The Big Idea: AI as National Infrastructure
AI is becoming critical national infrastructure. Countries that fail to invest risk falling behind economically, technologically, and geopolitically.
The paper positions AI as:
- A productivity engine
- A national security priority
- A driver of economic growth
- A transformative force for labor markets
Why Incremental Policy Isn’t Enough
Traditional policy responses are too slow for AI’s pace. The paper advocates proactive industrial policy and coordinated national investment rather than reactive, piecemeal approaches that lag behind technological development.

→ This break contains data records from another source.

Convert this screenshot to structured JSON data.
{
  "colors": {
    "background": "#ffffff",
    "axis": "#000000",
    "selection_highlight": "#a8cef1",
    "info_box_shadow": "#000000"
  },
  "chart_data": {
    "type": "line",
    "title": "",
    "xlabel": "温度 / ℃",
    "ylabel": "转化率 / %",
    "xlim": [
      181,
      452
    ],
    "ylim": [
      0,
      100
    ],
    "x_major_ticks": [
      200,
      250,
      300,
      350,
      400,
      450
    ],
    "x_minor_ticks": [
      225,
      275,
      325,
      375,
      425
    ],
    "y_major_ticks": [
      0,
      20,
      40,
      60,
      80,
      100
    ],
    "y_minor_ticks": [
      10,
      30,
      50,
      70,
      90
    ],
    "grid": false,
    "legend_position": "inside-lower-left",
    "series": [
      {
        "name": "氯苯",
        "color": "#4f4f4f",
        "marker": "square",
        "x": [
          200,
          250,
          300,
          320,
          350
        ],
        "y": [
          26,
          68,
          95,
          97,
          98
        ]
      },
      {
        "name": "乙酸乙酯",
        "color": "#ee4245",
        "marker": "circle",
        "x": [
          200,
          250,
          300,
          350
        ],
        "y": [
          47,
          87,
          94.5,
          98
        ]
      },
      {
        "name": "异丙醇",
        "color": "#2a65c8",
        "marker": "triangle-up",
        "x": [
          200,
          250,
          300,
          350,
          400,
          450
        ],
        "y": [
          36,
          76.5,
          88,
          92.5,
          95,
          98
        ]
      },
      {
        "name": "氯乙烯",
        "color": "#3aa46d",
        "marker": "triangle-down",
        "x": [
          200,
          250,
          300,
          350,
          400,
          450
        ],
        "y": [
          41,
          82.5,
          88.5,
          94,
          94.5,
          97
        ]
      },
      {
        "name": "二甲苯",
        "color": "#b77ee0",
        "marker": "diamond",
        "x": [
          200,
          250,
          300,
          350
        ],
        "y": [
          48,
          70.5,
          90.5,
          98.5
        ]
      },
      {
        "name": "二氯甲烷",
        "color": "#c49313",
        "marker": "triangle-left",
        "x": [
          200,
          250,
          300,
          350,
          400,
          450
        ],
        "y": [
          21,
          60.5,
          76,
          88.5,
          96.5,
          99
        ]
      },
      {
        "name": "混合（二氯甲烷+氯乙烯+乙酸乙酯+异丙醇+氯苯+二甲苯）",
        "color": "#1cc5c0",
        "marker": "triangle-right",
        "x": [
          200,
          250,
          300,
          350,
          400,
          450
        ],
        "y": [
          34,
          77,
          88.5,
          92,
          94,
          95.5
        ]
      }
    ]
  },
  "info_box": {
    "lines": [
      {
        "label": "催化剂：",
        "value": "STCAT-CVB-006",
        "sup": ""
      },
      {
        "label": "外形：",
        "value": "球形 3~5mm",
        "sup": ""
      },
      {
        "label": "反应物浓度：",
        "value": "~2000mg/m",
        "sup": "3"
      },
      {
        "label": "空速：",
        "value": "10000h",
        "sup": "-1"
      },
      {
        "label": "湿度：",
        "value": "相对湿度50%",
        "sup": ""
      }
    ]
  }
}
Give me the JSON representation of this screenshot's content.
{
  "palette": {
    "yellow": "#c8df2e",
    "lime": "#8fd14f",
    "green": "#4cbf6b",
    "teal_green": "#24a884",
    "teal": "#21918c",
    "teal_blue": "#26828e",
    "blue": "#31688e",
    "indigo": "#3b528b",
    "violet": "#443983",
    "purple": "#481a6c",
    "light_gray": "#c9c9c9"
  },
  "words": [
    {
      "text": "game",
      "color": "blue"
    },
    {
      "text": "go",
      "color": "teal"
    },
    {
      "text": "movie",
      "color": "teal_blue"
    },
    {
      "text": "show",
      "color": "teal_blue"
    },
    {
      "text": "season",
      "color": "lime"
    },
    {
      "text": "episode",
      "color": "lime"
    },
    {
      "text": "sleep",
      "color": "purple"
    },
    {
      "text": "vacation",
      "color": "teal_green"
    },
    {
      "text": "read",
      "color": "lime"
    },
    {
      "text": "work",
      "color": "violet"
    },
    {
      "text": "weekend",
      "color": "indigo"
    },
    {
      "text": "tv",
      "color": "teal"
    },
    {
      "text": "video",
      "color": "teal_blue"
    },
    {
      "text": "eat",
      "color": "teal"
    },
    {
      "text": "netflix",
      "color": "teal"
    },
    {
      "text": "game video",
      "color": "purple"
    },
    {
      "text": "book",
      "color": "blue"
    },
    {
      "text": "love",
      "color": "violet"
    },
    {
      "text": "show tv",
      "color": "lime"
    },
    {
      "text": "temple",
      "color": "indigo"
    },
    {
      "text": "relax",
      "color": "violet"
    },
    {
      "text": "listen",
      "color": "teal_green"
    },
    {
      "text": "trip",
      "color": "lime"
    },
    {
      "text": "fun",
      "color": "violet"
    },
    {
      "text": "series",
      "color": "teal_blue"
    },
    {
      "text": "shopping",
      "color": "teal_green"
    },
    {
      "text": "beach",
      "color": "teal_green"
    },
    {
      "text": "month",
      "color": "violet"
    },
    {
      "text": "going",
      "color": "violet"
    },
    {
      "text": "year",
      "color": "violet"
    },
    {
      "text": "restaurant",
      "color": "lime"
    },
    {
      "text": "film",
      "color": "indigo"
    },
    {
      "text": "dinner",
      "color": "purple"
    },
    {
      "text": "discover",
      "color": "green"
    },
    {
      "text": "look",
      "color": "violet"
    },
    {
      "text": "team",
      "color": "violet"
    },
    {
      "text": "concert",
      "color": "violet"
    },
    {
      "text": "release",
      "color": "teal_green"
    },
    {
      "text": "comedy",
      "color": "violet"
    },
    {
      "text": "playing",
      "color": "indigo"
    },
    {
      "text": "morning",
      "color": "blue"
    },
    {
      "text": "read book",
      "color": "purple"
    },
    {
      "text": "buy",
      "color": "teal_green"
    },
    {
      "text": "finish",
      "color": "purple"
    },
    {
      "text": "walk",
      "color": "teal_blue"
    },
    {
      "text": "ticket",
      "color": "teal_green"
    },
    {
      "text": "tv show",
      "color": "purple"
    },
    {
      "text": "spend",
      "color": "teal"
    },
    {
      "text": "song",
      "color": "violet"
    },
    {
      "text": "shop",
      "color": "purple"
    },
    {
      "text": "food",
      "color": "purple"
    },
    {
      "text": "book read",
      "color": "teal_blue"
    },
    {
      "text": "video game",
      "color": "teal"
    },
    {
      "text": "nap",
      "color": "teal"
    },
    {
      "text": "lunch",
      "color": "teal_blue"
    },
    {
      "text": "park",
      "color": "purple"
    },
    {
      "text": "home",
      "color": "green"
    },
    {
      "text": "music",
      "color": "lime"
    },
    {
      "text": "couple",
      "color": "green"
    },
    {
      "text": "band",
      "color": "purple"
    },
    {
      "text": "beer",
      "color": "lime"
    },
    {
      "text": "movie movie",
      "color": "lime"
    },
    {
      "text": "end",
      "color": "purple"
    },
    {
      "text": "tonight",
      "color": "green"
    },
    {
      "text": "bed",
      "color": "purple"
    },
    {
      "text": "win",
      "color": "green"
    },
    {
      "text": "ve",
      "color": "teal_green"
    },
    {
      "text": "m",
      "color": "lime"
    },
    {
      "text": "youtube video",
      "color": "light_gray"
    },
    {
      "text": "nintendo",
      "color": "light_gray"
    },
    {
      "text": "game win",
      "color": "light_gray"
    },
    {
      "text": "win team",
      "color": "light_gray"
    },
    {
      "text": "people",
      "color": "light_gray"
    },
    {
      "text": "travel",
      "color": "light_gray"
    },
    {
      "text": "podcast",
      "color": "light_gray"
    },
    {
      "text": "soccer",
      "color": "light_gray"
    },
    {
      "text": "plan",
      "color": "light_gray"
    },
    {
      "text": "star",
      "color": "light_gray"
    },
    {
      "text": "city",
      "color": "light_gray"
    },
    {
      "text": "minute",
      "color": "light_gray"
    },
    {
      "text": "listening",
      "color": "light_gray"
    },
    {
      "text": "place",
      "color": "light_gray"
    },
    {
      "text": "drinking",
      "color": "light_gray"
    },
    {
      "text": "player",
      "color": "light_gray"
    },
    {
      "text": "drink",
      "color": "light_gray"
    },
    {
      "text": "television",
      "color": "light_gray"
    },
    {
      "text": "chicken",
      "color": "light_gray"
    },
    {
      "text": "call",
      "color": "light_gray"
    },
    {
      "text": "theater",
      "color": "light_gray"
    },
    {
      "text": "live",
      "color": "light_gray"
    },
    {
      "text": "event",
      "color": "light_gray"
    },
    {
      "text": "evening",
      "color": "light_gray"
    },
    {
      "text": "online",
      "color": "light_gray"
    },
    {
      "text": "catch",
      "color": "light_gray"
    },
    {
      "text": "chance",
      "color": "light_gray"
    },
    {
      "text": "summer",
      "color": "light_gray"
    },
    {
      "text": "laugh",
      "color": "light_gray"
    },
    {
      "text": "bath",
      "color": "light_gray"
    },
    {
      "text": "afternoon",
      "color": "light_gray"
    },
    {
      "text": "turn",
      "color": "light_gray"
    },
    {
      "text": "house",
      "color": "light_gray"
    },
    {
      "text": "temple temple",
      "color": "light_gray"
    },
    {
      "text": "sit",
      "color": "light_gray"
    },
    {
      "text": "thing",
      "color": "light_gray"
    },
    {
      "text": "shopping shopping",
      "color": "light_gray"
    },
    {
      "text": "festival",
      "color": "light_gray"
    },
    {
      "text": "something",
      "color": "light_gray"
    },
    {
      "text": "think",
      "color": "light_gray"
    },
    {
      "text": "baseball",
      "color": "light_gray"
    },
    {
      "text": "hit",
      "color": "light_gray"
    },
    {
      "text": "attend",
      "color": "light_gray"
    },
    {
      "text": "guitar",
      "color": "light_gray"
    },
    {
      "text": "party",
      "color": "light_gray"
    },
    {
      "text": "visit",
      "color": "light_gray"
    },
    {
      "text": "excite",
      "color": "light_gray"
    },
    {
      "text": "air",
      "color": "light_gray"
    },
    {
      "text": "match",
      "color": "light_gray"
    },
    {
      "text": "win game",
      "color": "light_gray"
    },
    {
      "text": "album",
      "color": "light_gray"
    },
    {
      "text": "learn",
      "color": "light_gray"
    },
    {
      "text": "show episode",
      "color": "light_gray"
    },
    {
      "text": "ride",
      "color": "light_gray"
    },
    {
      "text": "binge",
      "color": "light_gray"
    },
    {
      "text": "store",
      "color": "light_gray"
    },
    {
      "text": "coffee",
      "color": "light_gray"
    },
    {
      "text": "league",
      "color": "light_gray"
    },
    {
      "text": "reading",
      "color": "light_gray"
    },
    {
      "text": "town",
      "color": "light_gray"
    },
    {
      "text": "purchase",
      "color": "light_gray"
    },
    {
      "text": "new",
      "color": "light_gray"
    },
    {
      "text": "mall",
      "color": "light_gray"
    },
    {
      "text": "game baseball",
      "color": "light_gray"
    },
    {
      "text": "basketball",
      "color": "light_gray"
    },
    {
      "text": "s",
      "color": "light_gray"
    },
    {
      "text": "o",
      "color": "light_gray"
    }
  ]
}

Expanding Opportunity in the AI Economy
The proposal emphasizes:
- Expanding economic opportunity broadly
- Preventing concentration of wealth in the hands of a few
- Preparing workers for AI-driven job changes
- Strengthening social safety nets to support transitions
Investing in Compute Infrastructure
Key recommendations include:
- Public–private partnerships for AI data centers
- Incentives for domestic chip manufacturing
- Energy grid upgrades to support compute demand
- Long-term national investment strategies
Strengthening Institutions for the AI Era
The paper calls for:
- Research funding and fellowships to build talent pipelines
- Policy experimentation and pilot programs
- Cross-sector collaboration between government, industry, and academia
- Democratic oversight frameworks to maintain accountability
The Workforce Question
On labor, the report supports:
- Workforce retraining and education programs
- Lifelong learning initiatives
- Policies supporting job transitions
- Better labor market data and insights
Sharing the Benefits of AI
Suggested approaches include:
- New economic safety nets suited to an AI-driven economy
- Expanded access to AI tools for small businesses and individuals
- Support for entrepreneurship and innovation
- Public investment in innovation ecosystems
Why This Matters Now
The report expands AI policy discussion beyond technical safety to economic and institutional strategy — an important shift. Too much of the AI policy debate has focused narrowly on risk and regulation, while questions of investment, competition, and economic distribution have received less attention.
A Call for Public Debate
The document explicitly invites feedback and positions itself as a starting point for broader discussion — not a finished blueprint. That framing matters: it acknowledges the limits of any single organisation’s perspective on questions of national economic strategy.
Final Thoughts
Whether or not one agrees with every proposal, the document makes a valuable contribution: it reframes AI governance as an affirmative question of national strategy, not just a defensive exercise in risk management. The AI era requires strategic investment, institutional innovation, workforce preparation, and genuine public engagement. The conversation about national AI strategy is just beginning.